Tribune d’Edouard Martin et Emmanuel Maurel – Les Echos – vendredi 30 octobre 2015
L’éventuelle attribution, par l’Union européenne, du statut d’économie de marché (SEM) à la Chine ébranle l’univers industriel européen : si la Commission européenne s’engageait sur une telle voie, plus de 3 millions d’emplois pourraient se retrouver en danger immédiat sur notre continent.
Contrairement à ce qui est parfois écrit, le débat n’est ni complexe ni technique. Lors de son accession à l’Organisation mondiale du commerce (OMC) en 2001, la Chine a subi une dérogation de 15 ans qui a permis à ses partenaires de ne pas la considérer immédiatement comme une « économie de marché ». L’UE a donc été autorisée à mobiliser des instruments de défense commerciale à l’encontre de la Chine dont l’objet est de déjouer la concurrence déloyale chinoise, construite à base d’exportations « dumpées » (comme l’acier inoxydable).
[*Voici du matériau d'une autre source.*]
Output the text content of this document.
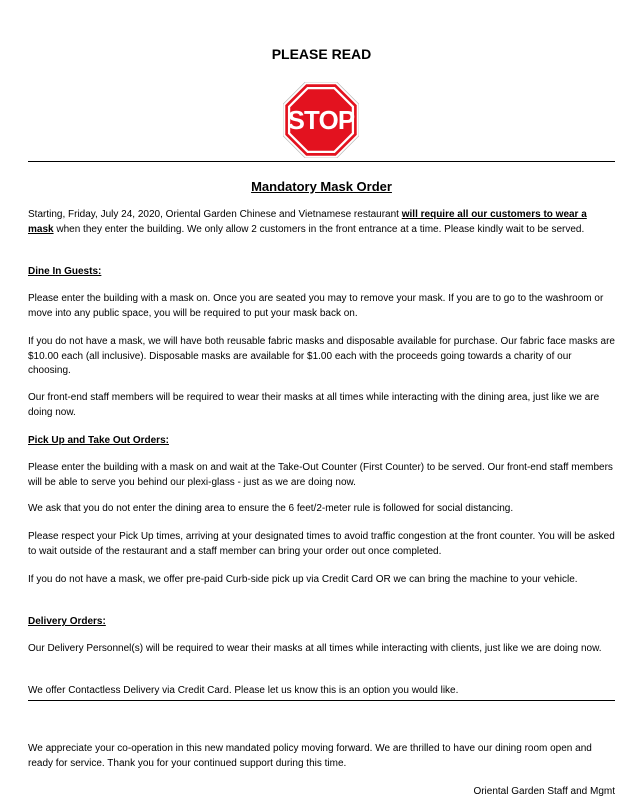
PLEASE READ
STOP
Mandatory Mask Order

Starting, Friday, July 24, 2020, Oriental Garden Chinese and Vietnamese restaurant will require all our customers to wear a mask when they enter the building. We only allow 2 customers in the front entrance at a time. Please kindly wait to be served.

Dine In Guests:

Please enter the building with a mask on. Once you are seated you may to remove your mask. If you are to go to the washroom or move into any public space, you will be required to put your mask back on.

If you do not have a mask, we will have both reusable fabric masks and disposable available for purchase. Our fabric face masks are $10.00 each (all inclusive). Disposable masks are available for $1.00 each with the proceeds going towards a charity of our choosing.

Our front-end staff members will be required to wear their masks at all times while interacting with the dining area, just like we are doing now.

Pick Up and Take Out Orders:

Please enter the building with a mask on and wait at the Take-Out Counter (First Counter) to be served. Our front-end staff members will be able to serve you behind our plexi-glass - just as we are doing now.

We ask that you do not enter the dining area to ensure the 6 feet/2-meter rule is followed for social distancing.

Please respect your Pick Up times, arriving at your designated times to avoid traffic congestion at the front counter. You will be asked to wait outside of the restaurant and a staff member can bring your order out once completed.

If you do not have a mask, we offer pre-paid Curb-side pick up via Credit Card OR we can bring the machine to your vehicle.

Delivery Orders:

Our Delivery Personnel(s) will be required to wear their masks at all times while interacting with clients, just like we are doing now.

We offer Contactless Delivery via Credit Card. Please let us know this is an option you would like.

We appreciate your co-operation in this new mandated policy moving forward. We are thrilled to have our dining room open and ready for service. Thank you for your continued support during this time.

Oriental Garden Staff and Mgmt
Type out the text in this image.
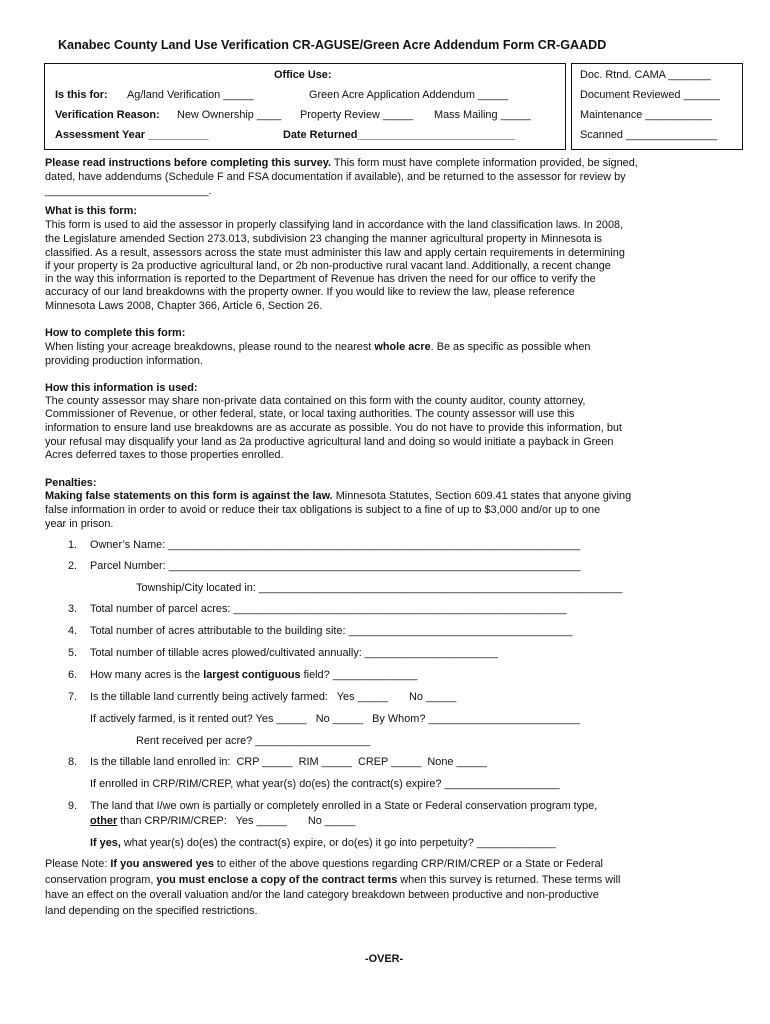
Kanabec County Land Use Verification CR-AGUSE/Green Acre Addendum Form CR-GAADD
Office Use:
Is this for: Ag/land Verification _____	Green Acre Application Addendum _____
Verification Reason: New Ownership ____ Property Review _____ Mass Mailing _____
Assessment Year __________	Date Returned__________________________
Doc. Rtnd. CAMA _______
Document Reviewed ______
Maintenance ___________
Scanned _______________
Please read instructions before completing this survey. This form must have complete information provided, be signed,
dated, have addendums (Schedule F and FSA documentation if available), and be returned to the assessor for review by
___________________________.
What is this form:
This form is used to aid the assessor in properly classifying land in accordance with the land classification laws. In 2008,
the Legislature amended Section 273.013, subdivision 23 changing the manner agricultural property in Minnesota is
classified. As a result, assessors across the state must administer this law and apply certain requirements in determining
if your property is 2a productive agricultural land, or 2b non-productive rural vacant land. Additionally, a recent change
in the way this information is reported to the Department of Revenue has driven the need for our office to verify the
accuracy of our land breakdowns with the property owner. If you would like to review the law, please reference
Minnesota Laws 2008, Chapter 366, Article 6, Section 26.
How to complete this form:
When listing your acreage breakdowns, please round to the nearest whole acre. Be as specific as possible when
providing production information.
How this information is used:
The county assessor may share non-private data contained on this form with the county auditor, county attorney,
Commissioner of Revenue, or other federal, state, or local taxing authorities. The county assessor will use this
information to ensure land use breakdowns are as accurate as possible. You do not have to provide this information, but
your refusal may disqualify your land as 2a productive agricultural land and doing so would initiate a payback in Green
Acres deferred taxes to those properties enrolled.
Penalties:
Making false statements on this form is against the law. Minnesota Statutes, Section 609.41 states that anyone giving
false information in order to avoid or reduce their tax obligations is subject to a fine of up to $3,000 and/or up to one
year in prison.
1. Owner’s Name: ____________________________________________________________________
2. Parcel Number: ____________________________________________________________________
Township/City located in: ____________________________________________________________
3. Total number of parcel acres: _______________________________________________________
4. Total number of acres attributable to the building site: _____________________________________
5. Total number of tillable acres plowed/cultivated annually: ______________________
6. How many acres is the largest contiguous field? ______________
7. Is the tillable land currently being actively farmed:   Yes _____       No _____
If actively farmed, is it rented out? Yes _____   No _____   By Whom? _________________________
Rent received per acre? ___________________
8. Is the tillable land enrolled in:  CRP _____  RIM _____  CREP _____  None _____
If enrolled in CRP/RIM/CREP, what year(s) do(es) the contract(s) expire? ___________________
9. The land that I/we own is partially or completely enrolled in a State or Federal conservation program type,
other than CRP/RIM/CREP:   Yes _____       No _____
If yes, what year(s) do(es) the contract(s) expire, or do(es) it go into perpetuity? _____________
Please Note: If you answered yes to either of the above questions regarding CRP/RIM/CREP or a State or Federal
conservation program, you must enclose a copy of the contract terms when this survey is returned. These terms will
have an effect on the overall valuation and/or the land category breakdown between productive and non-productive
land depending on the specified restrictions.
-OVER-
Pour Pékin, cela ne fait aucun doute : l’expiration de cette période de 15 ans signifie que la Chine deviendra automatiquement une économie de marché à la fin de l’année 2016. En vérité, le débat juridique est beaucoup plus incertain, et rien ne dit qu’une telle évolution soit automatique. La question devra vraisemblablement être tranchée à l’OMC.
Cependant, par-delà ces considérations juridiques, se greffe un débat politique. La Commission européenne étudierait la possibilité d’accorder unilatéralement à Pékin le statut d’économie de marché, principalement pour débloquer les négociations en cours sur l’Accord d’investissement UE-Chine. Une telle décision, motivée par la pression des lobbies, de certains Etats membres et de la Chine elle-même, serait une grave erreur historique.
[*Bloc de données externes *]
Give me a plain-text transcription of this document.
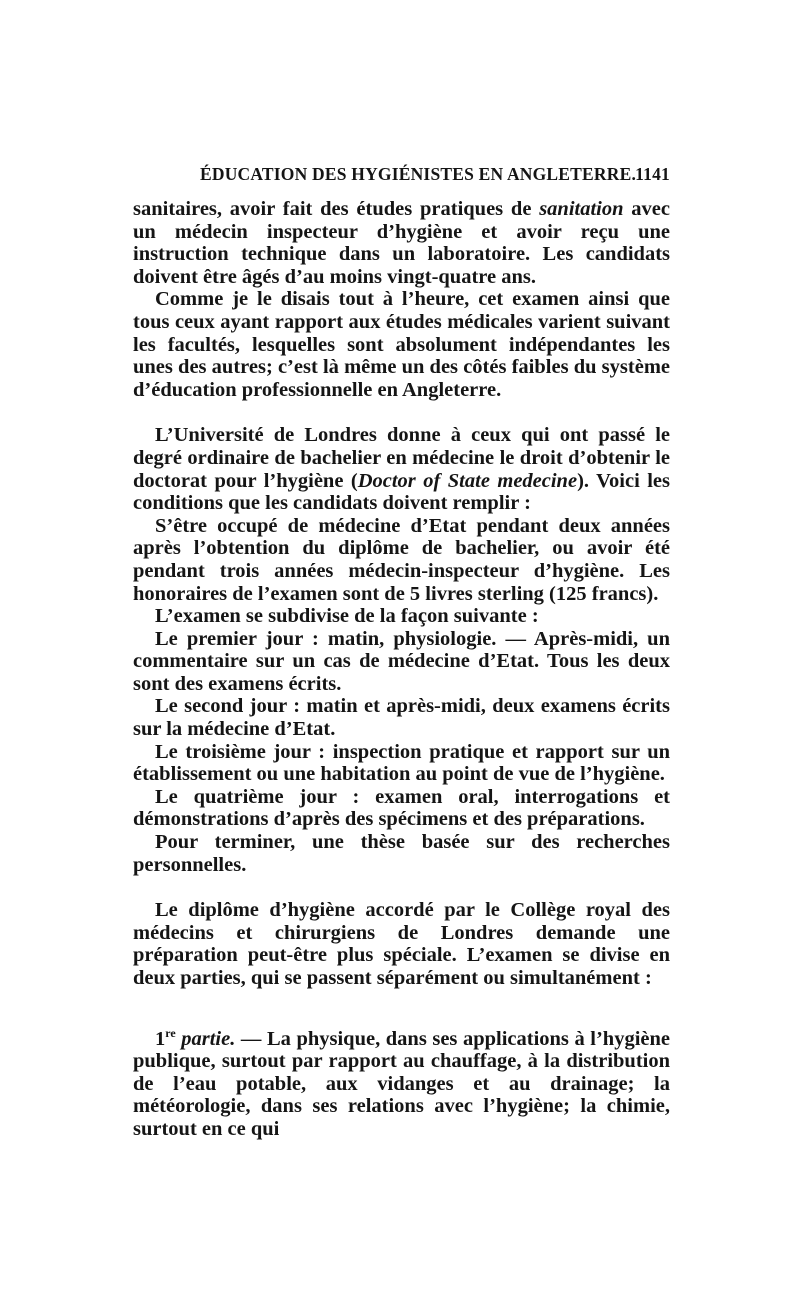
ÉDUCATION DES HYGIÉNISTES EN ANGLETERRE. 1141

sanitaires, avoir fait des études pratiques de sanitation avec un médecin inspecteur d’hygiène et avoir reçu une instruction technique dans un laboratoire. Les candidats doivent être âgés d’au moins vingt-quatre ans.

Comme je le disais tout à l’heure, cet examen ainsi que tous ceux ayant rapport aux études médicales varient suivant les facultés, lesquelles sont absolument indépendantes les unes des autres; c’est là même un des côtés faibles du système d’éducation professionnelle en Angleterre.

L’Université de Londres donne à ceux qui ont passé le degré ordinaire de bachelier en médecine le droit d’obtenir le doctorat pour l’hygiène (Doctor of State medecine). Voici les conditions que les candidats doivent remplir :

S’être occupé de médecine d’Etat pendant deux années après l’obtention du diplôme de bachelier, ou avoir été pendant trois années médecin-inspecteur d’hygiène. Les honoraires de l’examen sont de 5 livres sterling (125 francs).

L’examen se subdivise de la façon suivante :

Le premier jour : matin, physiologie. — Après-midi, un commentaire sur un cas de médecine d’Etat. Tous les deux sont des examens écrits.

Le second jour : matin et après-midi, deux examens écrits sur la médecine d’Etat.

Le troisième jour : inspection pratique et rapport sur un établissement ou une habitation au point de vue de l’hygiène.

Le quatrième jour : examen oral, interrogations et démonstrations d’après des spécimens et des préparations.

Pour terminer, une thèse basée sur des recherches personnelles.

Le diplôme d’hygiène accordé par le Collège royal des médecins et chirurgiens de Londres demande une préparation peut-être plus spéciale. L’examen se divise en deux parties, qui se passent séparément ou simultanément :

1re partie. — La physique, dans ses applications à l’hygiène publique, surtout par rapport au chauffage, à la distribution de l’eau potable, aux vidanges et au drainage; la météorologie, dans ses relations avec l’hygiène; la chimie, surtout en ce qui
Une erreur historique parce que la Chine n’a tout simplement rien d’une économie de marché. Sur les cinq critères auxquels la Commission européenne a habituellement recours pour évaluer le caractère de marché d’une économie, la Chine n’en remplit qu’un. Le gouvernement chinois continue de sponsoriser de larges programmes de subventions, et de contrôler à la fois les importations et les exportations chinoises. De nombreuses entreprises européennes qui s’installent en Chine doivent le faire en joint-venture avec des entreprises chinoises à capital d’Etat.
Certaines industries, notamment dans le domaine de la sidérurgie, pratiquent un dumping colossal, qui, en permettant l’inondation du marché européen par des produits vendus à des prix injustement bas, a mené directement à des fermetures d’entreprises européennes. Face à cela, il est impératif que l’Union européenne se réserve le droit de se défendre. Les instruments de défense commerciale doivent permettre de sauvegarder des centaines de milliers d’emplois européens – comme ce fut le cas, par exemple, dans le secteur de la céramique à partir de 2012.
A l’inverse, en nous privant de toute possibilité de rétablir un certain équilibre entre les modes de production européen et chinois, l’attribution du statut d’économie de marché à la Chine impacterait très directement nos industries. La seule étude réalisée sur le sujet évalue entre 1,7 et 3,5 millions la destruction d’emplois potentielle, dont 75 % seraient des emplois industriels. En nombre d’emplois, la France serait le quatrième pays européen le plus touché – 180 000 à 360 000 emplois seraient en danger. En bref, céder aux demandes de la Chine reviendrait à abandonner toute ambition industrielle à l’échelle européenne comme française. Or, nos partenaires commerciaux ne font pas preuve de la même naïveté : les Etats-Unis, par exemple, n’ont aucune intention de s’engager sur une voie aussi dangereuse.
En l’absence de consensus juridique et politique, nous demandons à la Commission européenne de ne pas reconnaître de manière unilatérale la Chine comme une économie de marché.
L’Union européenne ne peut pas continuer à jouer le meilleur élève de l’OMC et à s’ouvrir indéfiniment, sans exiger de contreparties de la part de ses partenaires qui, eux, n’hésitent pas à s’affranchir des règles.
Edouard Martin – Emmanuel Maurel
Edouard Martin et Emmanuel Maurel sont députés européens, membres du groupe Alliance progressiste des socialistes et démocrates.